Local officials and state lawmakers believe a solution could be found by getting tougher with the water company that owns the Woodcliff Lake Reservoir, which they say could be better managed to prevent flooding.

State Senator Holly Schepisi, a Republican from Westwood, introduced legislation which would authorize local emergency management offices to order the reservoir to be lowered in the event of inclement weather. Meanwhile, area mayors have called on Veolia Water, the utility formerly known as Suez, to cap the height of the lake at 91 feet year-round.

“The water company must be held accountable for the damage it causes to local communities,” said Frances Yates, a Westwood resident who has lived on Harding Street for 44 years and has seen flooding worsen over the decades. “It’s profit, nothing but profit.”

Veolia, however, warns that a 91-foot ceiling would cut the water company’s supply by about three days, leaving the area more vulnerable during dry spells, said Rich Henning, executive vice president of communications for the public service.

“For those of us who’ve been through dry spells, you know that any drop of water becomes critical,” Henning said.

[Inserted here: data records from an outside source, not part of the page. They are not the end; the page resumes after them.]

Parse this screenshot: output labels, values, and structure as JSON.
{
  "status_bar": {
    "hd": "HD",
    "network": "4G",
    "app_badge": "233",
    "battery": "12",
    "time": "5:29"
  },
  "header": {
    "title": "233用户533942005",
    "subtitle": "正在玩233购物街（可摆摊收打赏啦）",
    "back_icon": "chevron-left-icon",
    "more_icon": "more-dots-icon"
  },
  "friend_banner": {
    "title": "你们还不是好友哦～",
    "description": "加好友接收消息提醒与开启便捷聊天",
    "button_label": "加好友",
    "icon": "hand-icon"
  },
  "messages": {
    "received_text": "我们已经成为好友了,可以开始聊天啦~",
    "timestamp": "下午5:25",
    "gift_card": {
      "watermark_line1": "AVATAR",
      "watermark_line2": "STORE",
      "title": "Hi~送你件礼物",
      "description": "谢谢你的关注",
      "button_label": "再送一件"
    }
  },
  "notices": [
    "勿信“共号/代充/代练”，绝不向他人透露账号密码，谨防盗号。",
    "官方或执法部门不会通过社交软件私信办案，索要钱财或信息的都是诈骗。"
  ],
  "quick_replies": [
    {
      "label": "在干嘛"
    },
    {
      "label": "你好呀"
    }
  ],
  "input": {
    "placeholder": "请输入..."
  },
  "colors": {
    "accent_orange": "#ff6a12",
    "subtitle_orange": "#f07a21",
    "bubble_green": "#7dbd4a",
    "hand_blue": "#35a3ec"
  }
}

Veolia has four dams in the Hackensack River watershed for reservoirs that supply water to 870,000 residents of Bergen and Hudson counties. The top of Woodcliff Lake is typically kept at 95 feet above sea level during the summer, but eventually “drops a bit” in the latter part of the season, Henning said.

The Harding Street area of ​​Yates, located behind Westwood Plaza and closer to the Hillsdale border, is part of the residential area that suffered massive flooding. On Memorial Day weekend and then again last Thursday, the borough was hit by storms that in the past would have been uneventful, Arroyo said.

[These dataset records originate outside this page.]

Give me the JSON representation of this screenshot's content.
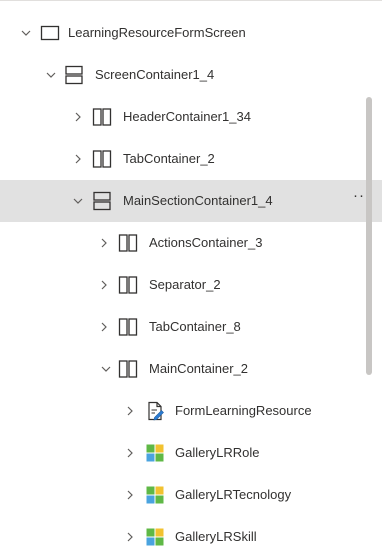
{
  "tree": {
    "items": [
      {
        "label": "LearningResourceFormScreen",
        "icon": "screen-icon",
        "expanded": true
      },
      {
        "label": "ScreenContainer1_4",
        "icon": "vertical-container-icon",
        "expanded": true
      },
      {
        "label": "HeaderContainer1_34",
        "icon": "horizontal-container-icon",
        "expanded": false
      },
      {
        "label": "TabContainer_2",
        "icon": "horizontal-container-icon",
        "expanded": false
      },
      {
        "label": "MainSectionContainer1_4",
        "icon": "vertical-container-icon",
        "expanded": true,
        "selected": true
      },
      {
        "label": "ActionsContainer_3",
        "icon": "horizontal-container-icon",
        "expanded": false
      },
      {
        "label": "Separator_2",
        "icon": "horizontal-container-icon",
        "expanded": false
      },
      {
        "label": "TabContainer_8",
        "icon": "horizontal-container-icon",
        "expanded": false
      },
      {
        "label": "MainContainer_2",
        "icon": "horizontal-container-icon",
        "expanded": true
      },
      {
        "label": "FormLearningResource",
        "icon": "form-icon",
        "expanded": false
      },
      {
        "label": "GalleryLRRole",
        "icon": "gallery-icon",
        "expanded": false
      },
      {
        "label": "GalleryLRTecnology",
        "icon": "gallery-icon",
        "expanded": false
      },
      {
        "label": "GalleryLRSkill",
        "icon": "gallery-icon",
        "expanded": false
      }
    ],
    "more_label": "···"
  },
  "colors": {
    "selected_bg": "#e1e1e1",
    "text": "#323130",
    "gallery_green": "#5fb846",
    "gallery_yellow": "#f2c230",
    "gallery_blue": "#4aa3df",
    "form_blue": "#2b7cd3"
  }
}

Arroyo is one of the biggest proponents of a 91-foot limit for the lake, saying it would create an extra four feet in the lake to hold rainwater. The idea was recently endorsed by the Pascack Valley Mayor’s Association, which represents Park Ridge, Woodcliff Lake, Emerson, Hillsdale, Montvale, Old Tappan, Oradell, River Vale and Washington Township. In March, Arroyo asked the state Department of Environmental Protection to study the impact of imposing flood mitigation requirements on Lake Woodcliff, including water releases before the storm or maintaining a lower elevation all year round.

But he said the state refused to do the study.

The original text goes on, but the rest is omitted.